Stuxnet worm was first reported in June 2010 and was credited with several exploits, including sabotaging the Iranian nuclear reactors and possibly even causing the malfunction of the INSAT-4B communication satellite. Now, more than one year on, security experts think that they have stumbled upon a worm that is being described as the precursor to the next Stuxnet and potentially written by the same people who wrote the Stuxnet, or at least by someone who had access to the source code of the Stuxnet worm.
Named Duqu, the worm was first reported by the Laboratory of Cryptography and System Security (CrySyS) of the Budapest University of Technology and Economics in Hungary on 1st September 2011. The name given to the worm came about due to the “~DQ” prefix that was given to the files it created on the system that it infected. Further analysis by Internet security firm Symantec revealed that the worm may have been in the wild since November 2010 and has so far infected computers in eight countries, including India, and potentially four more.
Just like Stuxnet, Duqu makes use of a 0-day vulnerability against Microsoft to exploit the operating system and install the components of the worm stealthy and just like Stuxnet, it also installs a driver with a valid digital signature, the digital certificate used for this seem to have been stolen from a company in Taiwan.
However the similarities do not carry over to the suspected intention of the worms. It is now accepted that Stuxnet was written with the intention of compromising industrial control and monitoring systems, often called Supervisory Control and Data Acquisition (SCADA) systems and specifically targeted at the Iranian atomic program, while it is believed that Duqu does not contain any code related to industrial control systems and is primarily a malware designed to give the attacker complete control over the compromised machine remotely, often termed a Remote Access Trojan (RAT). It is also believed to install malwares that records keystrokes and collect other system information from the compromised machine. The attackers were most probably looking for information that could be used in a future attack, hence the description of Duqu being a “precursor to the next Stuxnet.” It does make one wonder as to what we may have missed that was the real precursor to the Stuxnet worm.

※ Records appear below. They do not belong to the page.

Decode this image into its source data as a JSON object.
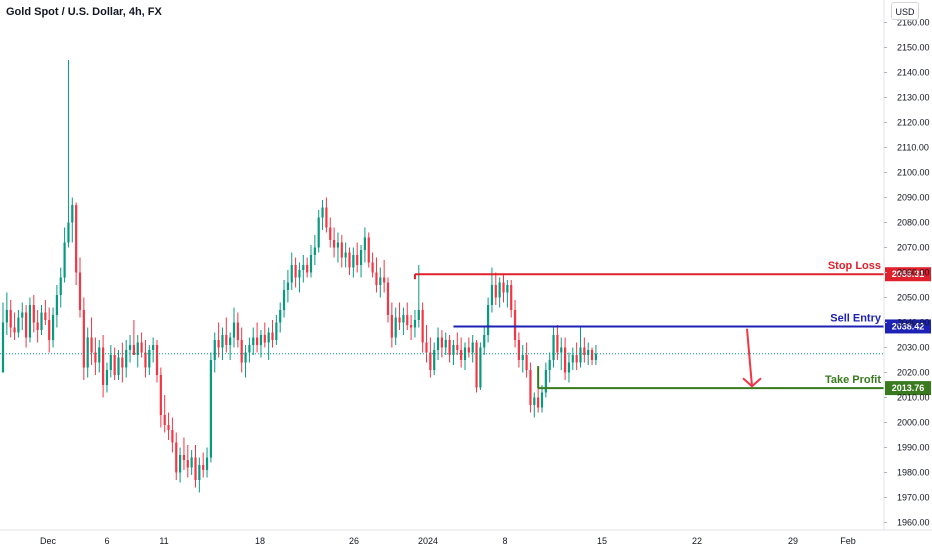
{
  "header": {
    "title": "Gold Spot / U.S. Dollar, 4h, FX",
    "currency": "USD"
  },
  "colors": {
    "up": "#089981",
    "down": "#f23645",
    "stop_loss": "#e0202a",
    "sell_entry": "#1e22b4",
    "take_profit": "#3a7a1e",
    "arrow": "#f23645",
    "grid": "#f0f3fa",
    "axis_text": "#131722"
  },
  "chart_data": {
    "type": "candlestick",
    "title": "Gold Spot / U.S. Dollar, 4h, FX",
    "ylim": [
      1957,
      2169
    ],
    "y_ticks": [
      2160,
      2150,
      2140,
      2130,
      2120,
      2110,
      2100,
      2090,
      2080,
      2070,
      2060,
      2050,
      2040,
      2030,
      2020,
      2010,
      2000,
      1990,
      1980,
      1970,
      1960
    ],
    "y_tick_labels": [
      "2160.00",
      "2150.00",
      "2140.00",
      "2130.00",
      "2120.00",
      "2110.00",
      "2100.00",
      "2090.00",
      "2080.00",
      "2070.00",
      "2060.00",
      "2050.00",
      "2040.00",
      "2030.00",
      "2020.00",
      "2010.00",
      "2000.00",
      "1990.00",
      "1980.00",
      "1970.00",
      "1960.00"
    ],
    "x_ticks": [
      "Dec",
      "6",
      "11",
      "18",
      "26",
      "2024",
      "8",
      "15",
      "22",
      "29",
      "Feb"
    ],
    "current_price": 2027.5,
    "levels": [
      {
        "name": "Stop Loss",
        "price": 2059.31,
        "label": "2059.31",
        "from_bar": 107
      },
      {
        "name": "Sell Entry",
        "price": 2038.42,
        "label": "2038.42",
        "from_bar": 117
      },
      {
        "name": "Take Profit",
        "price": 2013.76,
        "label": "2013.76",
        "from_bar": 139
      }
    ],
    "projection_arrow": {
      "from": 2037.5,
      "to": 2014.5
    },
    "candles": [
      [
        2020.0,
        2048.0,
        2020.0,
        2040.0
      ],
      [
        2040.0,
        2052.0,
        2035.0,
        2045.0
      ],
      [
        2045.0,
        2049.0,
        2034.0,
        2038.0
      ],
      [
        2038.0,
        2044.0,
        2033.0,
        2036.0
      ],
      [
        2036.0,
        2045.0,
        2034.0,
        2042.0
      ],
      [
        2042.0,
        2048.0,
        2037.0,
        2044.0
      ],
      [
        2044.0,
        2047.0,
        2030.0,
        2034.0
      ],
      [
        2034.0,
        2050.0,
        2032.0,
        2047.0
      ],
      [
        2047.0,
        2051.0,
        2036.0,
        2040.0
      ],
      [
        2040.0,
        2045.0,
        2032.0,
        2037.0
      ],
      [
        2037.0,
        2047.0,
        2035.0,
        2044.0
      ],
      [
        2044.0,
        2049.0,
        2039.0,
        2041.0
      ],
      [
        2041.0,
        2046.0,
        2028.0,
        2033.0
      ],
      [
        2033.0,
        2046.0,
        2030.0,
        2043.0
      ],
      [
        2043.0,
        2055.0,
        2038.0,
        2051.0
      ],
      [
        2051.0,
        2062.0,
        2046.0,
        2058.0
      ],
      [
        2058.0,
        2078.0,
        2056.0,
        2072.0
      ],
      [
        2072.0,
        2145.0,
        2070.0,
        2080.0
      ],
      [
        2080.0,
        2090.0,
        2072.0,
        2087.0
      ],
      [
        2087.0,
        2088.0,
        2055.0,
        2060.0
      ],
      [
        2060.0,
        2066.0,
        2042.0,
        2045.0
      ],
      [
        2045.0,
        2050.0,
        2017.0,
        2022.0
      ],
      [
        2022.0,
        2038.0,
        2018.0,
        2034.0
      ],
      [
        2034.0,
        2042.0,
        2023.0,
        2028.0
      ],
      [
        2028.0,
        2034.0,
        2019.0,
        2024.0
      ],
      [
        2024.0,
        2033.0,
        2020.0,
        2030.0
      ],
      [
        2030.0,
        2035.0,
        2010.0,
        2015.0
      ],
      [
        2015.0,
        2024.0,
        2012.0,
        2021.0
      ],
      [
        2021.0,
        2031.0,
        2018.0,
        2027.0
      ],
      [
        2027.0,
        2030.0,
        2017.0,
        2019.0
      ],
      [
        2019.0,
        2029.0,
        2017.0,
        2026.0
      ],
      [
        2026.0,
        2032.0,
        2016.0,
        2022.0
      ],
      [
        2022.0,
        2033.0,
        2018.0,
        2029.0
      ],
      [
        2029.0,
        2035.0,
        2024.0,
        2031.0
      ],
      [
        2031.0,
        2041.0,
        2027.0,
        2027.0
      ],
      [
        2027.0,
        2035.0,
        2022.0,
        2032.0
      ],
      [
        2032.0,
        2036.0,
        2026.0,
        2028.0
      ],
      [
        2028.0,
        2033.0,
        2018.0,
        2022.0
      ],
      [
        2022.0,
        2031.0,
        2019.0,
        2029.0
      ],
      [
        2029.0,
        2034.0,
        2024.0,
        2031.0
      ],
      [
        2031.0,
        2033.0,
        2016.0,
        2019.0
      ],
      [
        2019.0,
        2022.0,
        1998.0,
        2003.0
      ],
      [
        2003.0,
        2011.0,
        1996.0,
        1999.0
      ],
      [
        1999.0,
        2004.0,
        1993.0,
        1997.0
      ],
      [
        1997.0,
        2002.0,
        1988.0,
        1992.0
      ],
      [
        1992.0,
        1996.0,
        1977.0,
        1980.0
      ],
      [
        1980.0,
        1990.0,
        1976.0,
        1987.0
      ],
      [
        1987.0,
        1994.0,
        1981.0,
        1985.0
      ],
      [
        1985.0,
        1991.0,
        1978.0,
        1982.0
      ],
      [
        1982.0,
        1989.0,
        1979.0,
        1986.0
      ],
      [
        1986.0,
        1991.0,
        1974.0,
        1977.0
      ],
      [
        1977.0,
        1986.0,
        1972.0,
        1983.0
      ],
      [
        1983.0,
        1988.0,
        1978.0,
        1981.0
      ],
      [
        1981.0,
        1990.0,
        1978.0,
        1986.0
      ],
      [
        1986.0,
        2028.0,
        1984.0,
        2025.0
      ],
      [
        2025.0,
        2036.0,
        2020.0,
        2033.0
      ],
      [
        2033.0,
        2040.0,
        2026.0,
        2030.0
      ],
      [
        2030.0,
        2038.0,
        2025.0,
        2035.0
      ],
      [
        2035.0,
        2042.0,
        2028.0,
        2031.0
      ],
      [
        2031.0,
        2036.0,
        2025.0,
        2034.0
      ],
      [
        2034.0,
        2046.0,
        2030.0,
        2040.0
      ],
      [
        2040.0,
        2044.0,
        2030.0,
        2033.0
      ],
      [
        2033.0,
        2038.0,
        2020.0,
        2024.0
      ],
      [
        2024.0,
        2031.0,
        2018.0,
        2028.0
      ],
      [
        2028.0,
        2034.0,
        2024.0,
        2031.0
      ],
      [
        2031.0,
        2038.0,
        2027.0,
        2034.0
      ],
      [
        2034.0,
        2040.0,
        2028.0,
        2031.0
      ],
      [
        2031.0,
        2037.0,
        2026.0,
        2035.0
      ],
      [
        2035.0,
        2040.0,
        2030.0,
        2032.0
      ],
      [
        2032.0,
        2038.0,
        2025.0,
        2036.0
      ],
      [
        2036.0,
        2041.0,
        2030.0,
        2033.0
      ],
      [
        2033.0,
        2043.0,
        2031.0,
        2040.0
      ],
      [
        2040.0,
        2048.0,
        2036.0,
        2045.0
      ],
      [
        2045.0,
        2057.0,
        2042.0,
        2053.0
      ],
      [
        2053.0,
        2061.0,
        2048.0,
        2056.0
      ],
      [
        2056.0,
        2068.0,
        2053.0,
        2063.0
      ],
      [
        2063.0,
        2066.0,
        2054.0,
        2058.0
      ],
      [
        2058.0,
        2064.0,
        2052.0,
        2061.0
      ],
      [
        2061.0,
        2067.0,
        2056.0,
        2063.0
      ],
      [
        2063.0,
        2066.0,
        2058.0,
        2060.0
      ],
      [
        2060.0,
        2071.0,
        2058.0,
        2067.0
      ],
      [
        2067.0,
        2075.0,
        2063.0,
        2070.0
      ],
      [
        2070.0,
        2085.0,
        2068.0,
        2082.0
      ],
      [
        2082.0,
        2089.0,
        2077.0,
        2086.0
      ],
      [
        2086.0,
        2090.0,
        2076.0,
        2078.0
      ],
      [
        2078.0,
        2082.0,
        2070.0,
        2073.0
      ],
      [
        2073.0,
        2078.0,
        2066.0,
        2070.0
      ],
      [
        2070.0,
        2076.0,
        2064.0,
        2072.0
      ],
      [
        2072.0,
        2075.0,
        2062.0,
        2066.0
      ],
      [
        2066.0,
        2072.0,
        2062.0,
        2068.0
      ],
      [
        2068.0,
        2070.0,
        2059.0,
        2062.0
      ],
      [
        2062.0,
        2070.0,
        2058.0,
        2067.0
      ],
      [
        2067.0,
        2072.0,
        2060.0,
        2063.0
      ],
      [
        2063.0,
        2071.0,
        2058.0,
        2069.0
      ],
      [
        2069.0,
        2078.0,
        2064.0,
        2074.0
      ],
      [
        2074.0,
        2076.0,
        2062.0,
        2064.0
      ],
      [
        2064.0,
        2068.0,
        2058.0,
        2060.0
      ],
      [
        2060.0,
        2066.0,
        2052.0,
        2055.0
      ],
      [
        2055.0,
        2062.0,
        2050.0,
        2058.0
      ],
      [
        2058.0,
        2065.0,
        2052.0,
        2056.0
      ],
      [
        2056.0,
        2058.0,
        2040.0,
        2043.0
      ],
      [
        2043.0,
        2048.0,
        2030.0,
        2034.0
      ],
      [
        2034.0,
        2046.0,
        2031.0,
        2042.0
      ],
      [
        2042.0,
        2048.0,
        2037.0,
        2040.0
      ],
      [
        2040.0,
        2046.0,
        2035.0,
        2043.0
      ],
      [
        2043.0,
        2048.0,
        2037.0,
        2039.0
      ],
      [
        2039.0,
        2043.0,
        2033.0,
        2038.0
      ],
      [
        2038.0,
        2045.0,
        2034.0,
        2041.0
      ],
      [
        2041.0,
        2063.0,
        2038.0,
        2045.0
      ],
      [
        2045.0,
        2048.0,
        2028.0,
        2032.0
      ],
      [
        2032.0,
        2039.0,
        2024.0,
        2028.0
      ],
      [
        2028.0,
        2034.0,
        2018.0,
        2021.0
      ],
      [
        2021.0,
        2032.0,
        2019.0,
        2029.0
      ],
      [
        2029.0,
        2038.0,
        2025.0,
        2034.0
      ],
      [
        2034.0,
        2037.0,
        2026.0,
        2030.0
      ],
      [
        2030.0,
        2036.0,
        2027.0,
        2033.0
      ],
      [
        2033.0,
        2035.0,
        2024.0,
        2027.0
      ],
      [
        2027.0,
        2033.0,
        2023.0,
        2031.0
      ],
      [
        2031.0,
        2036.0,
        2027.0,
        2029.0
      ],
      [
        2029.0,
        2034.0,
        2022.0,
        2025.0
      ],
      [
        2025.0,
        2032.0,
        2021.0,
        2030.0
      ],
      [
        2030.0,
        2034.0,
        2026.0,
        2028.0
      ],
      [
        2028.0,
        2035.0,
        2024.0,
        2032.0
      ],
      [
        2032.0,
        2033.0,
        2012.0,
        2014.0
      ],
      [
        2014.0,
        2032.0,
        2013.0,
        2030.0
      ],
      [
        2030.0,
        2038.0,
        2027.0,
        2035.0
      ],
      [
        2035.0,
        2050.0,
        2032.0,
        2047.0
      ],
      [
        2047.0,
        2062.0,
        2044.0,
        2055.0
      ],
      [
        2055.0,
        2060.0,
        2047.0,
        2050.0
      ],
      [
        2050.0,
        2058.0,
        2046.0,
        2056.0
      ],
      [
        2056.0,
        2059.0,
        2048.0,
        2052.0
      ],
      [
        2052.0,
        2057.0,
        2046.0,
        2055.0
      ],
      [
        2055.0,
        2057.0,
        2042.0,
        2045.0
      ],
      [
        2045.0,
        2049.0,
        2030.0,
        2033.0
      ],
      [
        2033.0,
        2036.0,
        2022.0,
        2025.0
      ],
      [
        2025.0,
        2031.0,
        2020.0,
        2027.0
      ],
      [
        2027.0,
        2032.0,
        2018.0,
        2021.0
      ],
      [
        2021.0,
        2024.0,
        2004.0,
        2007.0
      ],
      [
        2007.0,
        2012.0,
        2002.0,
        2010.0
      ],
      [
        2010.0,
        2014.0,
        2004.0,
        2006.0
      ],
      [
        2006.0,
        2015.0,
        2004.0,
        2012.0
      ],
      [
        2012.0,
        2024.0,
        2010.0,
        2021.0
      ],
      [
        2021.0,
        2028.0,
        2016.0,
        2025.0
      ],
      [
        2025.0,
        2038.0,
        2022.0,
        2035.0
      ],
      [
        2035.0,
        2039.0,
        2025.0,
        2028.0
      ],
      [
        2028.0,
        2034.0,
        2021.0,
        2030.0
      ],
      [
        2030.0,
        2034.0,
        2017.0,
        2020.0
      ],
      [
        2020.0,
        2028.0,
        2016.0,
        2024.0
      ],
      [
        2024.0,
        2030.0,
        2021.0,
        2027.0
      ],
      [
        2027.0,
        2032.0,
        2021.0,
        2024.0
      ],
      [
        2024.0,
        2038.0,
        2022.0,
        2030.0
      ],
      [
        2030.0,
        2034.0,
        2024.0,
        2027.0
      ],
      [
        2027.0,
        2032.0,
        2023.0,
        2029.0
      ],
      [
        2029.0,
        2030.0,
        2023.0,
        2025.0
      ],
      [
        2025.0,
        2031.0,
        2023.0,
        2027.5
      ]
    ]
  }
}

Other than the fact that machines in India have been infected with the Duqu virus, there is another curious connection to the Indian cyberspace. Malwares like Duqu use external Command and Control (C&C) servers as a means for the attackers to remotely control the malware, for example to download new executable onto the infected machine, exfiltrate sensitive information from them, update the malware itself and sometimes even to destroy or deactivate it. One of the only three C&C server identified for Duqu was hosted on the IP address 126.96.36.199. This IP address and the virtual private server (VPS) that it belonged to was being hosted by Web Werks, a Mumbai-based hosting company. According to the company, the VPS belonged to a client in Milan, Italy and because it was a system that was being managed by the client itself, Web Werks did not have any control over what was running in it.
According to reports, officials from the Indian Computer Emergency Response Team (CERT-In) have obtained an image of the VPS before taking it offline. Interestingly, there is no mention of the operation anywhere on CERT-In’s website and officials have refused to comment on the development as it pertains to ongoing investigation.
Getting hold of the C&C servers however doesn’t seem to have done the investigators a whole lot of good though. Recent reports from Symantec indicate that all the three C&C servers, including the one hosted at Web Werks have been setup to forward all the traffic from the worm to other servers, making the discovery of the final endpoint of the C&C chain hard to pinpoint.
The last few year have seen a drastic uptick in the incidents related to cyber crime and the case of Stuxnet and Duqu have shown us that the new generation of malware are being continually honed for purposes that go beyond pranks, notoriety or money.
Stuxnet opened the Pandora’s box and there is no closing it.